My Thoughts. . .
Monday, October 28, 2019
Assumptions? The dictionary states: “a thing that is accepted as true or as certain to happen, without proof.” Assumptions may be a dime a dozen, but most are given away without charge. Assumptions may be free, but not always acceptable. Assumptions may be good or bad. There is a possibility that an assumption may be true, but it could be embarrassing or costly! A passage in scripture may receive multiple assumptions, with none being correct. Some assumption possessors believe theirs is true and you need to possess that truth in order to please God!
John was immersing people in the Jordan at Aenon near Salim. One might assume that the “they” who came to John were Samaritans. Although that area appears to be in Samaria, it is not, but under Scythopolise. The apostle John informs us “After these things came Jesus and his disciples into the land of Judaea; and there he tarried with them and baptized” (John 3:22). If one did not read 4:1-2, he might assume that Jesus was the one doing the immersing. We are told that the “disciples” performed that duty, but does that include only the twelve, some but not all, or others who also followed Jesus (Luke 8:1-3; 23:27, 49, 55)? Assumptions usually supply the answer!
There are twenty-seven New Testament books. Matthew wrote to Jews, Mark to Romans, Luke to Gentiles, and John to both. Acts was written to Theophilus (Acts 1:1), Romans to Roman saints (1:7), 1 & 2 Corinthians to the church of God in Corinth (1:2 & 1:1), Galatians to the churches in Galatia (1:1), Ephesians to saints in Ephesus (1:1), Philippians to saints in Philippi (1:1), Colossians to the brothers in Colosse (1:2), to the church in Thessalonica (1:1 & 1:1), to Timothy (1:2 & 1:2), Titus (1:4), Philemon (1:1) to the Hebrew saints, Pete wrote to the elect in Pontus, Galatia, Cappadocia, Asia and Bithynia (1 & 2 Peter 1:1 & 1:1), 1 John 1:5 is written to the first century “you” in John’s day, to the chosen lady (2 John 1:1), to Gaius (3 John 1:1), Jude to his friends (1:3), and Revelation to the seven churches in “the Provence of Asia” (1:4).
My name is not mentioned as a receiver. Jackson nor Tennessee or the churches therein are mentioned as destinations being corrected or encouraged. The twenty-first century is not referred to in any of the twenty-seven letters. My generation nor yours is specified. Yet, most believe that certain parts must be applied to our societies. That assumption also assumes which parts are essential and which are not. The error involved in those assumptions is that not everyone agrees to what is or is not being bound by those expectations. Assumptions are plentiful when determining if a command is tied with culture or not. If so, does that authorize substitutions or not?

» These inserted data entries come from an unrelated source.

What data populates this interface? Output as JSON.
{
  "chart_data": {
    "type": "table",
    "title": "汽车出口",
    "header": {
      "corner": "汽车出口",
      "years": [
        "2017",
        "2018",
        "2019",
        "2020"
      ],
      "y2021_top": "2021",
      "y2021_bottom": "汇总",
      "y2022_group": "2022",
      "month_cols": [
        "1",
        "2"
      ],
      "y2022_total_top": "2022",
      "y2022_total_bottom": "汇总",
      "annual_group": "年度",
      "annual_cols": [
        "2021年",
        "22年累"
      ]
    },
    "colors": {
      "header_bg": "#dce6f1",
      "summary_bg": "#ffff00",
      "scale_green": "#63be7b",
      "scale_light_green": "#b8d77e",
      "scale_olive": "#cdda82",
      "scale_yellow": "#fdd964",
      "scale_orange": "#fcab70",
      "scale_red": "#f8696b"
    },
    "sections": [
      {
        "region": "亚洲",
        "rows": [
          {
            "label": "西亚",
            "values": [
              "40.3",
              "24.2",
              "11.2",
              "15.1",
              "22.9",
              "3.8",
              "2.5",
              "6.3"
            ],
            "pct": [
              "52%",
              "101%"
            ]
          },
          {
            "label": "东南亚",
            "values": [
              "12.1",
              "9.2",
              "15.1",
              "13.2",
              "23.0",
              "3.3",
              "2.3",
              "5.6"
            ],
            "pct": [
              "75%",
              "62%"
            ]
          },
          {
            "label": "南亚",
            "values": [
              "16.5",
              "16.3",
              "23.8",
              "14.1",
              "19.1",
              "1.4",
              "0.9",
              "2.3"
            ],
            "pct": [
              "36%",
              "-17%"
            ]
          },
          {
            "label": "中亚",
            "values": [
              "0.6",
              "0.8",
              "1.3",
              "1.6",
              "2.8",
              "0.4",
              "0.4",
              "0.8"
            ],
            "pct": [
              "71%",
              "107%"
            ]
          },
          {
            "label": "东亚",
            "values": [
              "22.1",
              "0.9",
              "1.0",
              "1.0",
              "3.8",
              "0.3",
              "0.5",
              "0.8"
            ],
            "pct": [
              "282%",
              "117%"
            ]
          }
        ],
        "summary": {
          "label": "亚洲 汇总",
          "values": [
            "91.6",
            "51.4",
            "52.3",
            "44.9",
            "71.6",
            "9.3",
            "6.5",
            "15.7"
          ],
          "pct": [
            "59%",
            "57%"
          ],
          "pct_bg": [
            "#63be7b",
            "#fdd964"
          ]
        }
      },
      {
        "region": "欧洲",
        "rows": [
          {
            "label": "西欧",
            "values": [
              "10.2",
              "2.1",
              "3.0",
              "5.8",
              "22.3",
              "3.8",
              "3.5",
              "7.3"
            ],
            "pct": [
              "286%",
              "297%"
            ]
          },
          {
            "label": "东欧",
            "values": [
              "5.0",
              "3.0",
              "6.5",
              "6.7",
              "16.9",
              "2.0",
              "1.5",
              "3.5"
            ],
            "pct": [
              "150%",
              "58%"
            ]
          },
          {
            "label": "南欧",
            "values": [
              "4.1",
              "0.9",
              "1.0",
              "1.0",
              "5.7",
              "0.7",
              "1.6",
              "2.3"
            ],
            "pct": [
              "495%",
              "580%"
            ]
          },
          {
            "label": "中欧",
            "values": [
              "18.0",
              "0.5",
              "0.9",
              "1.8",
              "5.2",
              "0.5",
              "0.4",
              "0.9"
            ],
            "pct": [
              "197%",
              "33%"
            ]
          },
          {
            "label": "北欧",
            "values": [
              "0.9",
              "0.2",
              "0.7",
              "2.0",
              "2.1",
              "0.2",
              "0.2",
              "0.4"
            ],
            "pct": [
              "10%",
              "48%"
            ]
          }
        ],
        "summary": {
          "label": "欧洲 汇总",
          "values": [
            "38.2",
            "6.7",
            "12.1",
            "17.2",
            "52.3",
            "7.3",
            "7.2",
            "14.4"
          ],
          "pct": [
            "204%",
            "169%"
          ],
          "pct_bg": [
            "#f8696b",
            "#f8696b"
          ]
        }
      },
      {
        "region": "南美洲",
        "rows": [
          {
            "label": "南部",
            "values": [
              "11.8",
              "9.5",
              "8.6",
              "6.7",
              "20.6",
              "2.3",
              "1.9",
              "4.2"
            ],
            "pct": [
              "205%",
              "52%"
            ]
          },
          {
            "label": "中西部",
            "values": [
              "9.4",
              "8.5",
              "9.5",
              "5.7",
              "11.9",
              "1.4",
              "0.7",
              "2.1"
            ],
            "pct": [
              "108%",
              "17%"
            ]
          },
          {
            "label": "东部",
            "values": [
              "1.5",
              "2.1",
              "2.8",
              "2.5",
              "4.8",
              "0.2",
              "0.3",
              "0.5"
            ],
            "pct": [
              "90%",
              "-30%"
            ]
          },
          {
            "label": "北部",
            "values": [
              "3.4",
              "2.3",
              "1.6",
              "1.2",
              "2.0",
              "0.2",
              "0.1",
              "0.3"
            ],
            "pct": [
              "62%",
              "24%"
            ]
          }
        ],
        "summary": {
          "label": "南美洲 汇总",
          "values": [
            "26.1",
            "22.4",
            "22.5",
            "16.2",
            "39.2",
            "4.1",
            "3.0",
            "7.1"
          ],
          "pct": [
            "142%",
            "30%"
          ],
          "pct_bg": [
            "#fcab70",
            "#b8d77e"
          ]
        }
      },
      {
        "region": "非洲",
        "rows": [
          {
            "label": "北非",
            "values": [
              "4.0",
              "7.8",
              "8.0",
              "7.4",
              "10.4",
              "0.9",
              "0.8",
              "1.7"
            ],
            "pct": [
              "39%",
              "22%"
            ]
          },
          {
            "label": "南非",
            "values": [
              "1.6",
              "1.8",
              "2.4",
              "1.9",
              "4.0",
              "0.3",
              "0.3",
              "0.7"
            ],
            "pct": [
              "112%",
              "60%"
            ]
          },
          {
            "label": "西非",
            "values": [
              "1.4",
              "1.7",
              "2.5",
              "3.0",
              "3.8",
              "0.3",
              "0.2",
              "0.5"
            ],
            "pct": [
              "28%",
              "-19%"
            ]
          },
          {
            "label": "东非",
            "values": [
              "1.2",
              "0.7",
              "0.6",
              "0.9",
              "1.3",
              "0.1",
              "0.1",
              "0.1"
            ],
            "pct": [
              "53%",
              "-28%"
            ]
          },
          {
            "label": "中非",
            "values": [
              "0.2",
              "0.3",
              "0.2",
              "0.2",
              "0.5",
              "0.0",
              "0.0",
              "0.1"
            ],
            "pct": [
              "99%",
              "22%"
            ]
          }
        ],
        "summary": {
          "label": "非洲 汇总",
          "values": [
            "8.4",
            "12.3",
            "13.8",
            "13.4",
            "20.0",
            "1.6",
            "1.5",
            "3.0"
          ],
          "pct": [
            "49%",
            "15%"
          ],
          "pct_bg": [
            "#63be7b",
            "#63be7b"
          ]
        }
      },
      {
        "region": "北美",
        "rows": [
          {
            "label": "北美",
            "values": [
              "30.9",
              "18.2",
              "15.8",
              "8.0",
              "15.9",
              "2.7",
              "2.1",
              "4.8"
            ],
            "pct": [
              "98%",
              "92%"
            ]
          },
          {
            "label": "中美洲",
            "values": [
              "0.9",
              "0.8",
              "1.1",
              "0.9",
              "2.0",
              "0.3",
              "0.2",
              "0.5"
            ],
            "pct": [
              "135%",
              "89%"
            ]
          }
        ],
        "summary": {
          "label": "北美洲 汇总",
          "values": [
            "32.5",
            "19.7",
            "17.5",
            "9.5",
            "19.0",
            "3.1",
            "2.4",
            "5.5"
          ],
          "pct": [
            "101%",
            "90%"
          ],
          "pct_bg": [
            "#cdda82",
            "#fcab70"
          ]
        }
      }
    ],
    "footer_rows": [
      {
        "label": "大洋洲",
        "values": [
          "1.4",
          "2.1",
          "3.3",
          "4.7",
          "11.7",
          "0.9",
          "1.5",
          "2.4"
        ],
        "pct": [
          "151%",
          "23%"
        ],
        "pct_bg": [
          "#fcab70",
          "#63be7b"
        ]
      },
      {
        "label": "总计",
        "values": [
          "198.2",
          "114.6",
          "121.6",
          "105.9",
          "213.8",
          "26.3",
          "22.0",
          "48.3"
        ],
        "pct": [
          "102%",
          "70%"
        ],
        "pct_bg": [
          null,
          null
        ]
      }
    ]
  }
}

The problem with an assumption is that the specifics needed for it to be true, are not usually stated in the material those assumptions are referencing. Assumption may appear to be true, but appearances are not the proper standard to build one’s faith. Some believe and claim that their assumptions are based upon logic but whose? Scripture itself declares,
“Yahweh says: ‘Indeed, your thoughts are not like My thoughts. Your ways are not like My ways. Just as the heavens are higher than the earth, so are My ways higher that your ways. And, my thoughts are higher that your thoughts’” (Isaiah 55:8-9).
People read things into the Bible that are not there. They assume a passage is saying something which the verse or chapter does not contain. These assumptions are ingrained in their thinking by former teaching, beliefs of their associates, peer pressure, or other external factors. One may think that he believes the Bible, the whole Bible, and nothing but the Bible. However, much of what he believes was handed down to him rather than actually being in the scriptures. Jesus warned his disciples, “Take heed” (Matthew 24:4). Paul did the same (1 Corinthians 10:12; 1 Timothy 4:16). So, what assumptions are your faith built on?